Our public consultation on ARTICLE 19’s Principles on Defamation is open!
Back in 2000, ARTICLE 19, in cooperation with international freedom of expression and media experts, published Defining Defamation: Principles on Freedom of Expression and Protection of Reputation (the Principles). The Principles, one of the first standard setting documents in this area, set out the appropriate balance between the right to freedom of expression and the need to protect individual reputation. Since their adoption, the Principles have obtained significant recognition and international endorsement.
In the last fifteen years, however, there have been significant developments in legal, social and technological spheres that impact on how freedom of expression and reputation are balanced. While still a valid and important guiding document, ARTICLE 19 believes that the Defamation Principles need to be updated to properly reflect these developments.
You can read the Background paper – which summarises these developments and a more detailed justification for an update of the Principles – here.
In 2015, ARTICLE 19 discussed the Draft Revised Principles with a group of international freedom of expression and media experts at a meeting in London. The suggested changes are highlighted in the Draft Revised Principles. No amendments are proposed for areas where adequate protection is already provided for in the original Principles.

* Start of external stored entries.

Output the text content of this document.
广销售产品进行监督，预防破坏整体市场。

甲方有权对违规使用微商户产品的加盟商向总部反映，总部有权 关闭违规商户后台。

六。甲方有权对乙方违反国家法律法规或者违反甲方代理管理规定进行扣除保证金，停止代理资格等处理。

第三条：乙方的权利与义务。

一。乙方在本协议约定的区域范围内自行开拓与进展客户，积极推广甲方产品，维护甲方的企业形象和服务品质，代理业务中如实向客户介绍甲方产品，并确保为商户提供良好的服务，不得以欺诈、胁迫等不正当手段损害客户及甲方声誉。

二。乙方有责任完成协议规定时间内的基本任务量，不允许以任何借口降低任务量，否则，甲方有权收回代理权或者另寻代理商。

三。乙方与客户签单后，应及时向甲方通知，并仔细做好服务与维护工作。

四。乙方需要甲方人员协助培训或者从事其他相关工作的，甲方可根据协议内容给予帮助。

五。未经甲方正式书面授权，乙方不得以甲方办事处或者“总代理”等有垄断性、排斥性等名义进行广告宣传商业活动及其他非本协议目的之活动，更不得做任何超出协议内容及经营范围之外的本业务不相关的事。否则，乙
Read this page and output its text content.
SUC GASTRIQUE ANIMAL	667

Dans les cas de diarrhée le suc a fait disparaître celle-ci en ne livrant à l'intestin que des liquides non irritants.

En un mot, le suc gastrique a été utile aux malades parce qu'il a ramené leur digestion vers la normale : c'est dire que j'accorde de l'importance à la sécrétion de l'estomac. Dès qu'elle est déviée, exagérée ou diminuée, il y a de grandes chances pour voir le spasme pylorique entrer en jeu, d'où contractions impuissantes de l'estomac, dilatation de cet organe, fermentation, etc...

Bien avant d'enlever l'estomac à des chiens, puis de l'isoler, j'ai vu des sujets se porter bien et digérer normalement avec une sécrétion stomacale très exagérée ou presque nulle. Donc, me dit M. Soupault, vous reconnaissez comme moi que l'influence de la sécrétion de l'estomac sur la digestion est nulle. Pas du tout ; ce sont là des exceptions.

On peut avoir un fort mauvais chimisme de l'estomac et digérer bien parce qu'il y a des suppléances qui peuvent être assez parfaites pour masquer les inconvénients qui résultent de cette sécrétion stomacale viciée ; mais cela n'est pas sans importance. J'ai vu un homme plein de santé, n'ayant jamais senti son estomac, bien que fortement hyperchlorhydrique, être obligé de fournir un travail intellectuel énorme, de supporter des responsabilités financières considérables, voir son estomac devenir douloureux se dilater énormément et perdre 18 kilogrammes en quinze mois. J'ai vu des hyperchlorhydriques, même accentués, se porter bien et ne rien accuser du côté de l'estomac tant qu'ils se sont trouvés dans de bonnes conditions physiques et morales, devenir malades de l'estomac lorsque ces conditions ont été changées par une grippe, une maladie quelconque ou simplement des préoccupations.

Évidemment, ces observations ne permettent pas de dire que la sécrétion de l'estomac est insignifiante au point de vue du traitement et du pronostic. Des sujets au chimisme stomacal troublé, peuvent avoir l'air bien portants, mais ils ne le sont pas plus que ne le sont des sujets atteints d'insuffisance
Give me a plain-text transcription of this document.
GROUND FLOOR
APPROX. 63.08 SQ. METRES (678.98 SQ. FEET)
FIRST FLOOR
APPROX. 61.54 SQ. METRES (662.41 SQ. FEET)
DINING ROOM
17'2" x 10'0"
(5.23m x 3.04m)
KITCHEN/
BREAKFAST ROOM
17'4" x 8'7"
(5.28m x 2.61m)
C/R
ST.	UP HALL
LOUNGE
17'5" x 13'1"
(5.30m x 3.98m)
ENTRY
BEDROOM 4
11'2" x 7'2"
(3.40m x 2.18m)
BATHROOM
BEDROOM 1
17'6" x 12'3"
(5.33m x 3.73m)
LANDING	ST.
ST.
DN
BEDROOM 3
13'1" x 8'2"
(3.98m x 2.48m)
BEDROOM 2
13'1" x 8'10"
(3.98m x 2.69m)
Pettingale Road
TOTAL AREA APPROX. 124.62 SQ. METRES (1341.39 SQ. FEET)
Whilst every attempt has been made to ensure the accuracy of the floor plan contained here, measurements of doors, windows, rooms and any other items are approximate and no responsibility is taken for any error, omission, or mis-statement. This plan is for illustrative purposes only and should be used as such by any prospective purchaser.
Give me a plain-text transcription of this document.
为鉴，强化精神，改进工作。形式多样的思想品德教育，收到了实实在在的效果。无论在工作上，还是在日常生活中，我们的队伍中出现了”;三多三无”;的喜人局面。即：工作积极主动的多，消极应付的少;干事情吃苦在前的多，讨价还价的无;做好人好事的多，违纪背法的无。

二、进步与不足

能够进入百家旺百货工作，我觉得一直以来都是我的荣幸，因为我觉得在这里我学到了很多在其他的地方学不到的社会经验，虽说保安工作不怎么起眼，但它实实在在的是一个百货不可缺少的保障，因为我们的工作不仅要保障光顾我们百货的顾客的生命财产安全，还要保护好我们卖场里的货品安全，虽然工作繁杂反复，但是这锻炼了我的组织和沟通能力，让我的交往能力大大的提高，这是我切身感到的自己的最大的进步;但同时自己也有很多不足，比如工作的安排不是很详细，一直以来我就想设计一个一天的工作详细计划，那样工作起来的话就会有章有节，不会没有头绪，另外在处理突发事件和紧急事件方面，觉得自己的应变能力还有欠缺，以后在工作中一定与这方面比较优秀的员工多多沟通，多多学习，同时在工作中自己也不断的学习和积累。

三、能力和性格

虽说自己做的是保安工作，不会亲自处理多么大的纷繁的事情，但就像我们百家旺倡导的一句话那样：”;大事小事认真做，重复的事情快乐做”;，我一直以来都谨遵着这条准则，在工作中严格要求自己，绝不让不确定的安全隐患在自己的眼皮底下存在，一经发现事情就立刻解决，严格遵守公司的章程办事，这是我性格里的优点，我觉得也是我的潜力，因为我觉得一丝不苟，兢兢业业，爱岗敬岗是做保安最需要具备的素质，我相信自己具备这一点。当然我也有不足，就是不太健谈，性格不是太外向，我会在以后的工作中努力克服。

To ensure the relevance of the Principles and broad ownership of them by stakeholders, ARTICLE 19 is inviting all interested parties to discuss and comment on the revision.
The public consultation will last from May-July 2016. The final version will be launched online in September 2016.
We hope that the final Revised Principles will be used in national, regional and international advocacy to improve the protection of freedom of expression in this complex area.